2017-06-26: vc4-xml, panel, raspbian vc4, memory debug

This week I picked up my old vc4-xml branch. This rework was inspired by the Intel driver, where they wrote an XML description of the hardware packets and use that to code-generate the packet packing and debug dumping code. Given that vc4’s debug dumping has always been somewhat of a mess (and its code is duplicated between mesa and vc4-gpu-tools), it would be great to do the same thing to vc4. More importantly, the XML-generated pack code easily lets you do things like precompute part of your packed state packet at gallium CSO generation time, and then just memcpy (or OR together two copies) at draw time.

My problem with the branch had been that it bloated the size of the vc4_emit.c code (the draw-time path), which probably meant that it reduced performance compared to my old hand-written packing. I had spent a couple of weeks writing fast paths for things like moving a float into the unaligned CL, or packing a couple of flag bits into the bottom of a 32-bit address, but that only took the bloat from like 20% to 10%. Last week, I decided to stop using the size as a proxy for performance and just test performance, and it turns out that the difference was negligible or slightly positive! Now I need to get an Android build done, and merge.
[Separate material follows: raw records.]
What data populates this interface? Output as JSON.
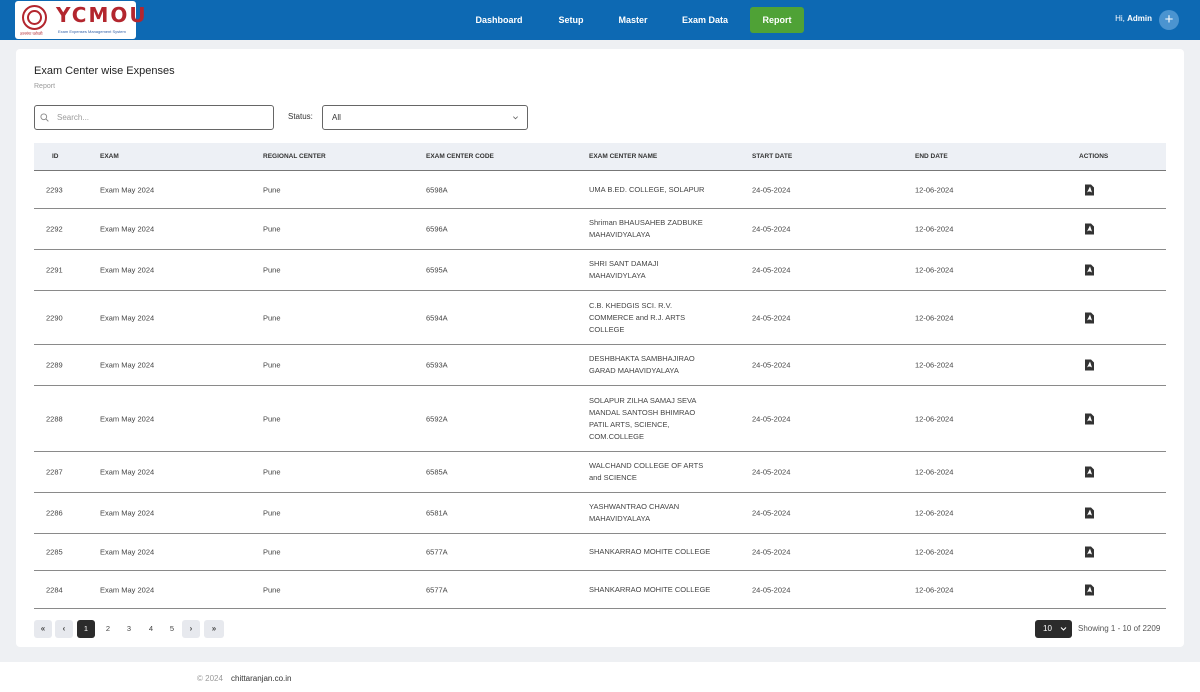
{
  "brand": {
    "title": "YCMOU",
    "subtitle": "Exam Expenses Management System",
    "devanagari": "ज्ञानगंगा घरोघरी",
    "accent": "#b3262e"
  },
  "nav": {
    "items": [
      {
        "label": "Dashboard"
      },
      {
        "label": "Setup"
      },
      {
        "label": "Master"
      },
      {
        "label": "Exam Data"
      },
      {
        "label": "Report"
      }
    ],
    "active": "Report",
    "greeting": "Hi,",
    "user": "Admin",
    "colors": {
      "bar": "#0d69b3",
      "active": "#4fa236"
    }
  },
  "page": {
    "title": "Exam Center wise Expenses",
    "subtitle": "Report"
  },
  "filters": {
    "search_placeholder": "Search...",
    "status_label": "Status:",
    "status_value": "All"
  },
  "table": {
    "headers": [
      "ID",
      "EXAM",
      "REGIONAL CENTER",
      "EXAM CENTER CODE",
      "EXAM CENTER NAME",
      "START DATE",
      "END DATE",
      "ACTIONS"
    ],
    "rows": [
      {
        "id": "2293",
        "exam": "Exam May 2024",
        "region": "Pune",
        "code": "6598A",
        "name": "UMA B.ED. COLLEGE, SOLAPUR",
        "start": "24-05-2024",
        "end": "12-06-2024",
        "action": "pdf-icon"
      },
      {
        "id": "2292",
        "exam": "Exam May 2024",
        "region": "Pune",
        "code": "6596A",
        "name": "Shriman BHAUSAHEB ZADBUKE MAHAVIDYALAYA",
        "start": "24-05-2024",
        "end": "12-06-2024",
        "action": "pdf-icon"
      },
      {
        "id": "2291",
        "exam": "Exam May 2024",
        "region": "Pune",
        "code": "6595A",
        "name": "SHRI SANT DAMAJI MAHAVIDYLAYA",
        "start": "24-05-2024",
        "end": "12-06-2024",
        "action": "pdf-icon"
      },
      {
        "id": "2290",
        "exam": "Exam May 2024",
        "region": "Pune",
        "code": "6594A",
        "name": "C.B. KHEDGIS SCI. R.V. COMMERCE and R.J. ARTS COLLEGE",
        "start": "24-05-2024",
        "end": "12-06-2024",
        "action": "pdf-icon"
      },
      {
        "id": "2289",
        "exam": "Exam May 2024",
        "region": "Pune",
        "code": "6593A",
        "name": "DESHBHAKTA SAMBHAJIRAO GARAD MAHAVIDYALAYA",
        "start": "24-05-2024",
        "end": "12-06-2024",
        "action": "pdf-icon"
      },
      {
        "id": "2288",
        "exam": "Exam May 2024",
        "region": "Pune",
        "code": "6592A",
        "name": "SOLAPUR ZILHA SAMAJ SEVA MANDAL SANTOSH BHIMRAO PATIL ARTS, SCIENCE, COM.COLLEGE",
        "start": "24-05-2024",
        "end": "12-06-2024",
        "action": "pdf-icon"
      },
      {
        "id": "2287",
        "exam": "Exam May 2024",
        "region": "Pune",
        "code": "6585A",
        "name": "WALCHAND COLLEGE OF ARTS and SCIENCE",
        "start": "24-05-2024",
        "end": "12-06-2024",
        "action": "pdf-icon"
      },
      {
        "id": "2286",
        "exam": "Exam May 2024",
        "region": "Pune",
        "code": "6581A",
        "name": "YASHWANTRAO CHAVAN MAHAVIDYALAYA",
        "start": "24-05-2024",
        "end": "12-06-2024",
        "action": "pdf-icon"
      },
      {
        "id": "2285",
        "exam": "Exam May 2024",
        "region": "Pune",
        "code": "6577A",
        "name": "SHANKARRAO MOHITE COLLEGE",
        "start": "24-05-2024",
        "end": "12-06-2024",
        "action": "pdf-icon"
      },
      {
        "id": "2284",
        "exam": "Exam May 2024",
        "region": "Pune",
        "code": "6577A",
        "name": "SHANKARRAO MOHITE COLLEGE",
        "start": "24-05-2024",
        "end": "12-06-2024",
        "action": "pdf-icon"
      }
    ]
  },
  "pagination": {
    "first": "«",
    "prev": "‹",
    "pages": [
      "1",
      "2",
      "3",
      "4",
      "5"
    ],
    "current": "1",
    "next": "›",
    "last": "»",
    "per_page": "10",
    "showing": "Showing 1 - 10 of 2209"
  },
  "footer": {
    "copyright": "© 2024",
    "link": "chittaranjan.co.in"
  }
}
In the process of doing this draw overhead testing, I turned on a new gallium flag that cut the CPU overhead of draw calls by 5%, which was more than any of my vc4-xml overhead ever was!

I also spent more time on the 7” panel again, trying a rework of the load order in response to review feedback. It turns out that the DSI portion of DRM isn’t built to support drivers the way that previous feedback requested, and nobody has a concrete plan for how it would work. I’ve tried one avenue of fixing it, but that ran into another mess in the DSI subsystem.

Switching Raspbian over to vc4 fkms is currently stalled on Simon rebuilding the packages with the current Mesa patchset. I’ve fixed a minor issue in the fkms overlay that requested aligned CMA areas despite my having removed that requirement a while back, so hopefully they’ll finally enable vc4 on Pi0/1 as well once they get around to updating.

I did another round of review on the piglit series for ANDROID_native_fence and they’re ready to land now.

I sent out a rework to make some VC4 NIR lowering code shareable with other drivers. Freedreno and Intel have both wanted it at some point, so hopefully I can get some review on it.

In the kernel, I polished up my BO-labeling code that gives you detailed graphics memory usage information in /debug/dri/0/bo_stats. The cleanup was to effectively eliminate the CPU overhead, unless you choose do labeling from userspace. Adding this userspace interface required adding intel-gpu-tools testcases, so I wrote those. The Mesa side isn’t merged yet since we need kernel review first, and will probably only be enabled in debug driver builds. To make it really fancy, I should also hook up glObjectLabel() all the way to the kernel, so that /debug/dri/0/bo_stats can have things like “X11 ARGB glyph cache” instead of “resource 1024x1024@4” for that mystery 4MB buffer you’ve got.

Finally, I did some cleanup of the VC4 modesetting code, prompted by Boris’s recent cleanups. We’re much closer to matching the common DRM helpers now, with just our async pageflip code still being special. Once Gustavo’s async cursor bits land, we may be able to remove our async pageflip special case as well!